Christmas Pilgrimage: With Best Wishes to All of You for the Holidays

Posted on the 15 December 2013 by William Lindsey @wdlindsy
Christmas Pilgrimage: With Best Wishes to All of You for the Holidays
Dear Readers,
I'm typing this posting as Steve and I prepare to leave for the airport. We're heading off today on a Christmas trip to Italy, which became possible for us when we discovered a kind of magic called "frequent flyer miles" that waved away the price of airfare. We've also found additional magic called convent guesthouses at several of the places we'll visit as we travel--reasonably priced lodging with meals included.
Neither of us has ever been to Italy, and so we're looking forward to a pilgrimage that will include Assisi and Rome (for Christmas), as well as a little bit of time in Bolzano, where Steve has family roots going back to the Austrian period, and in Florence. I especially want to make a pilgrimage to Assisi at this Franciscan moment in the life of the Catholic church, and to pray there in a particular way for the church to begin treating gay people with more dignity, humanity, and compassion.
I am not confident we'll have access to the internet as we travel, and so I wanted to post a message to explain why I'm away from the blog, if I fall silent. If I'm not able to post until our return, I wish all of you a peaceful and blessed holiday season and a happy 2014. 
P.S. Please don't miss Frank Bruni's column "The Catholics Still in Exile" in today's New York Times.
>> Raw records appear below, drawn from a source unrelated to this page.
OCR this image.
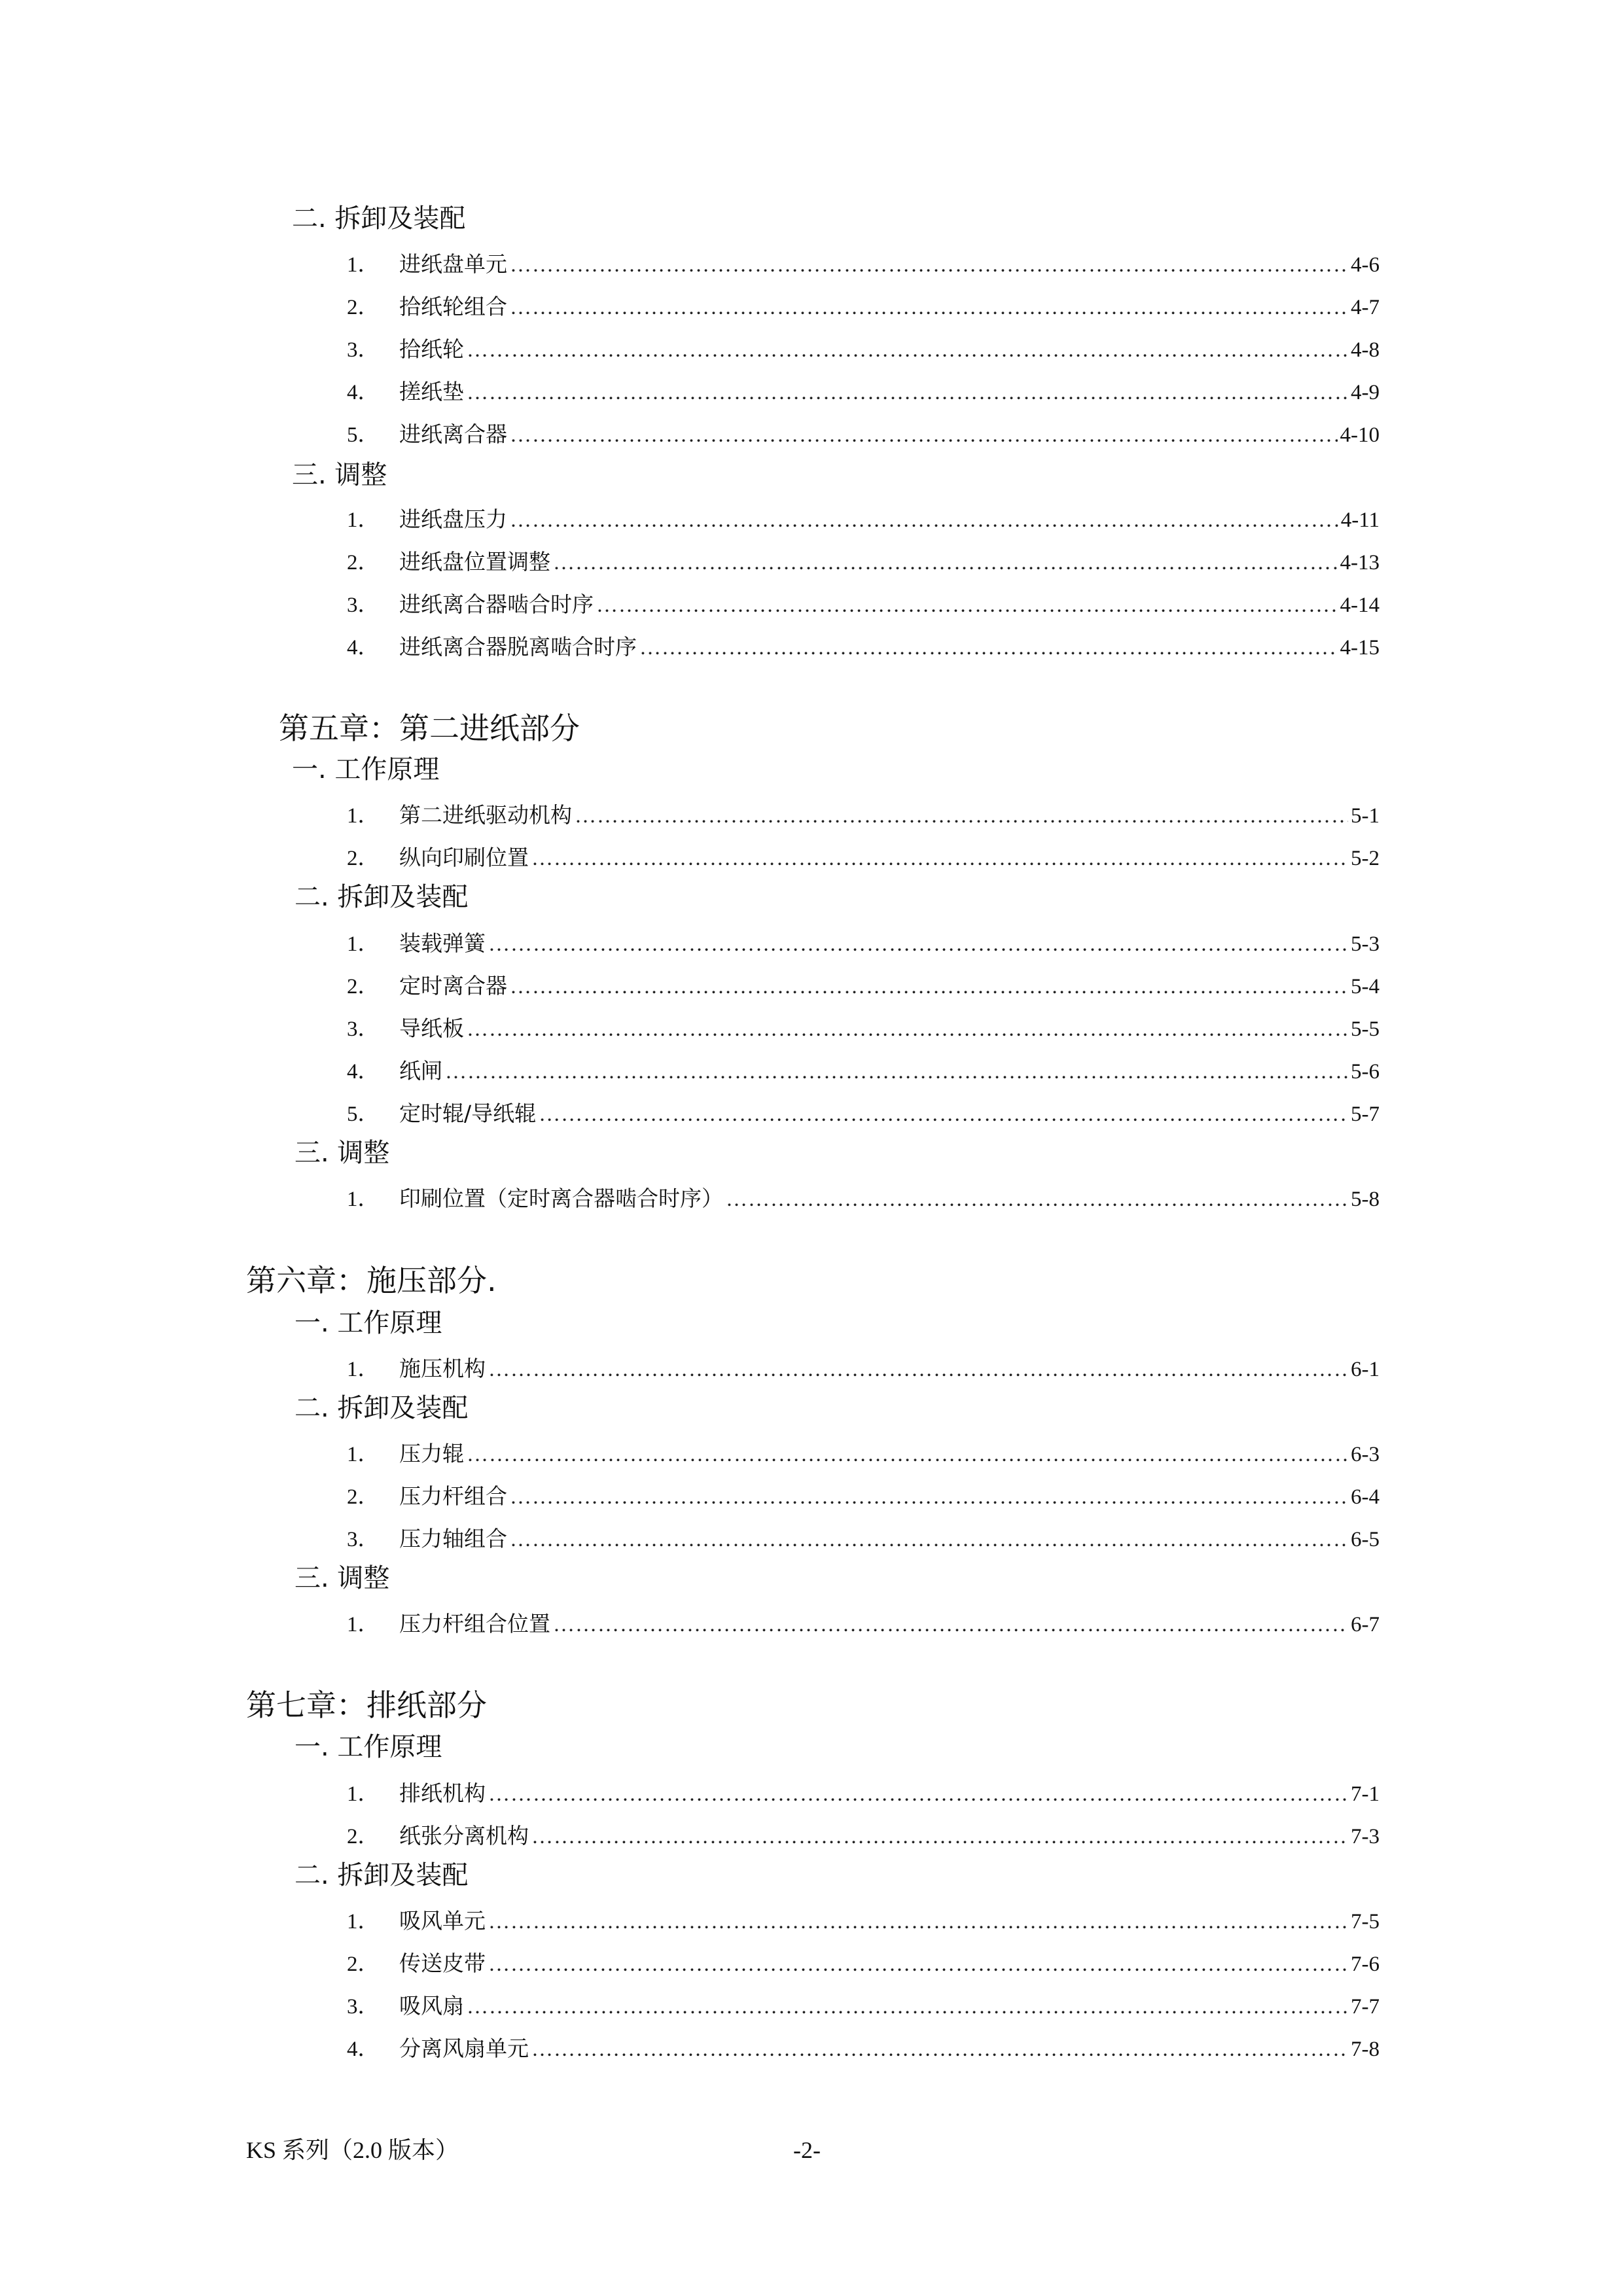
二. 拆卸及装配
1． 进纸盘单元 ……………………………………………………………………………………………………………………………………………………………………………………………………………………………………………………………………………………	4-6
2． 拾纸轮组合 ……………………………………………………………………………………………………………………………………………………………………………………………………………………………………………………………………………………	4-7
3． 拾纸轮 ……………………………………………………………………………………………………………………………………………………………………………………………………………………………………………………………………………………	4-8
4． 搓纸垫 ……………………………………………………………………………………………………………………………………………………………………………………………………………………………………………………………………………………	4-9
5． 进纸离合器 ……………………………………………………………………………………………………………………………………………………………………………………………………………………………………………………………………………………	4-10
三. 调整
1． 进纸盘压力 ……………………………………………………………………………………………………………………………………………………………………………………………………………………………………………………………………………………	4-11
2． 进纸盘位置调整 ……………………………………………………………………………………………………………………………………………………………………………………………………………………………………………………………………………………	4-13
3． 进纸离合器啮合时序 ……………………………………………………………………………………………………………………………………………………………………………………………………………………………………………………………………………………	4-14
4． 进纸离合器脱离啮合时序 ……………………………………………………………………………………………………………………………………………………………………………………………………………………………………………………………………………………	4-15
第五章：第二进纸部分
一. 工作原理
1． 第二进纸驱动机构 ……………………………………………………………………………………………………………………………………………………………………………………………………………………………………………………………………………………	5-1
2． 纵向印刷位置 ……………………………………………………………………………………………………………………………………………………………………………………………………………………………………………………………………………………	5-2
二. 拆卸及装配
1． 装载弹簧 ……………………………………………………………………………………………………………………………………………………………………………………………………………………………………………………………………………………	5-3
2． 定时离合器 ……………………………………………………………………………………………………………………………………………………………………………………………………………………………………………………………………………………	5-4
3． 导纸板 ……………………………………………………………………………………………………………………………………………………………………………………………………………………………………………………………………………………	5-5
4． 纸闸 ……………………………………………………………………………………………………………………………………………………………………………………………………………………………………………………………………………………	5-6
5． 定时辊/导纸辊 ……………………………………………………………………………………………………………………………………………………………………………………………………………………………………………………………………………………	5-7
三. 调整
1． 印刷位置（定时离合器啮合时序） ……………………………………………………………………………………………………………………………………………………………………………………………………………………………………………………………………………………	5-8
第六章：施压部分.
一. 工作原理
1． 施压机构 ……………………………………………………………………………………………………………………………………………………………………………………………………………………………………………………………………………………	6-1
二. 拆卸及装配
1． 压力辊 ……………………………………………………………………………………………………………………………………………………………………………………………………………………………………………………………………………………	6-3
2． 压力杆组合 ……………………………………………………………………………………………………………………………………………………………………………………………………………………………………………………………………………………	6-4
3． 压力轴组合 ……………………………………………………………………………………………………………………………………………………………………………………………………………………………………………………………………………………	6-5
三. 调整
1． 压力杆组合位置 ……………………………………………………………………………………………………………………………………………………………………………………………………………………………………………………………………………………	6-7
第七章：排纸部分
一. 工作原理
1． 排纸机构 ……………………………………………………………………………………………………………………………………………………………………………………………………………………………………………………………………………………	7-1
2． 纸张分离机构 ……………………………………………………………………………………………………………………………………………………………………………………………………………………………………………………………………………………	7-3
二. 拆卸及装配
1． 吸风单元 ……………………………………………………………………………………………………………………………………………………………………………………………………………………………………………………………………………………	7-5
2． 传送皮带 ……………………………………………………………………………………………………………………………………………………………………………………………………………………………………………………………………………………	7-6
3． 吸风扇 ……………………………………………………………………………………………………………………………………………………………………………………………………………………………………………………………………………………	7-7
4． 分离风扇单元 ……………………………………………………………………………………………………………………………………………………………………………………………………………………………………………………………………………………	7-8
KS 系列（2.0 版本）	-2-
It's about the continued cruel and inhumane treatment of gay employees of Catholic institutions--people like Michael Griffin of Bensalem, Pennsylvania, and Tippi McCullough of Little Rock, Arkansas. Despite what Pope Francis is said by the media to stand for, Catholic institutions in the U.S. continue to treat gay employees as second-class citizens: we have miles to go before we can sleep, when it comes to living the gospel as an institution in our approach to those God makes gay.
The graphic is a detail from a Madonna and Child of Bartolomeo Vivarini in the Fine Arts Museum of San Francisco.